= Baglung Jaidi =

Jaidi is a development committees of Baglung District of Gandaki Province, situated in western Nepal. Jaidi is situated in the southern part of Baglung district. It is surrounded by Chisti, Kiwai, Byarthala, Sarkuwa and Arjewa Village Development Committees. According to the census of 2011. this VDC have more than 1000 households. The VDC is again divided into smaller villages called Ward, and it has 9 different Ward within VDC.

The climate of this VDC is warm summer and mild winter.

All people depends on the agriculture, this is the far remote area and there is no any industries so the one and only option is agriculture. For the job and everything people have to leave the village to the urban areas. Since there is very warm summer and good climate its easy to grow everything like rice, barley, corn and so on. Especially Chaura, Chhorelauwa, are the good places for the growing rice and everything.

==Health And Education==
For the health purpose every VDC have small health post which are very small and is only for the primary medicine. The health condition is not good as expected.
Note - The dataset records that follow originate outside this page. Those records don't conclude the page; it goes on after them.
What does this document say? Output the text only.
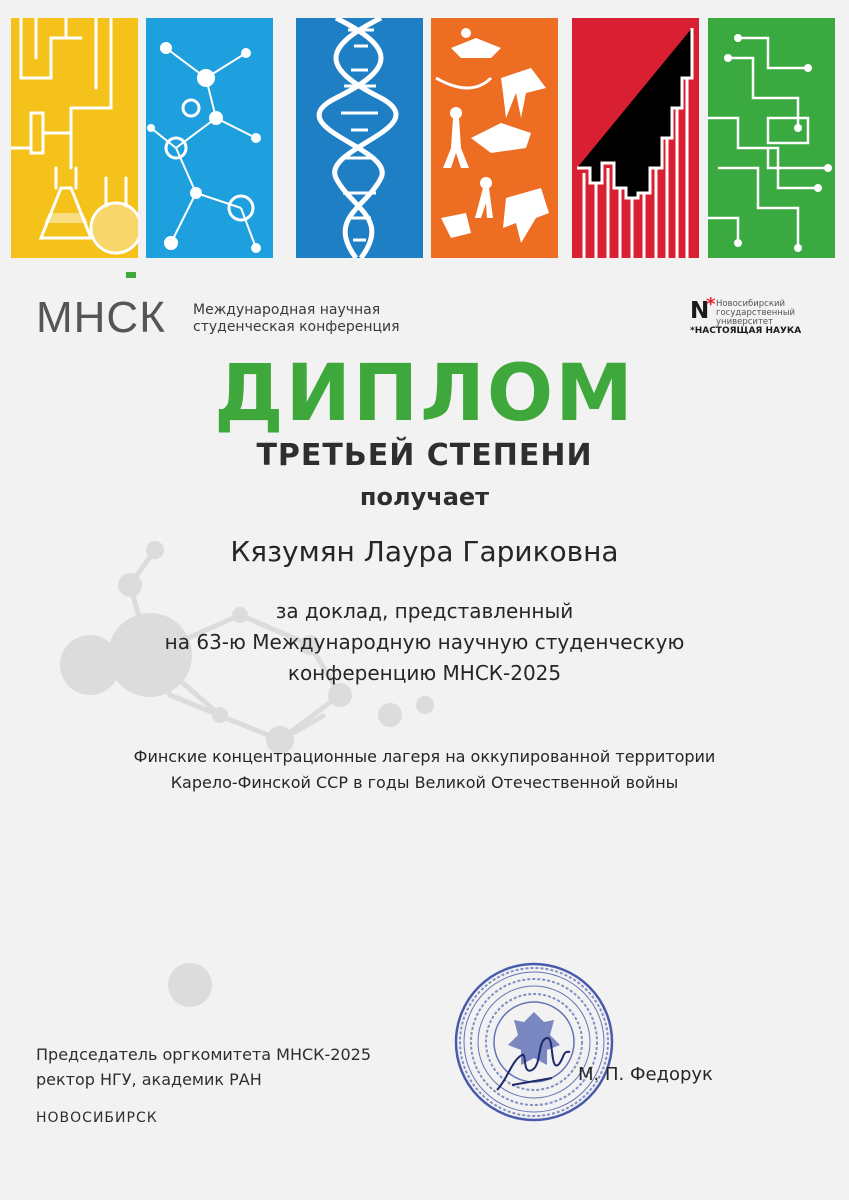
МНСК Международная научная
студенческая конференция
N
* Новосибирский
государственный
университет
*НАСТОЯЩАЯ НАУКА
ДИПЛОМ
ТРЕТЬЕЙ СТЕПЕНИ
получает
Кязумян Лаура Гариковна
за доклад, представленный
на 63-ю Международную научную студенческую
конференцию МНСК-2025
Финские концентрационные лагеря на оккупированной территории
Карело-Финской ССР в годы Великой Отечественной войны
Председатель оргкомитета МНСК-2025
ректор НГУ, академик РАН	М. П. Федорук
НОВОСИБИРСК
It's difficult to get doctors and medicine in case of emergency.

For the education purpose, Since the VDC is divided into smaller villages called Ward, and in every Ward there in one primary school, and within the VDC there are 6 primary schools, one lower secondary school, one secondary school and one higher secondary school. There is no option for the higher education, and the people have to move to the headquarters or capital to pursue higher education.

It has one of the oldest high schools of Baglung district and it has turned into a Higher Secondary School (Jaidi Higher Secondary School situated at Ward No.5- Jaidi) since 2010.

==Ethnic Composition==
People from Brahmin, Chhetri, Thakuri, Sanyasi, Magar, Damai, Kami and Sarki races are living in Jaidi. All of them follow Hindu religion.

==Livelihood==
All of the population depends on agriculture. Rice, wheat, millet, Paddy and corn are the major productions. Ten villages of Jaidi, ÁBhedikhalta, Kuidhang, Charluan, Rohote, Ahale, Bhikunthan, Bora, Baauo and Dhullu have been electrified from Central Electricity. Telecommunication is accessible in almost all villages now. Two branches of raw motorway have been extended from Kusmishera through Sarkuwa, to Byarthala and Jaidi.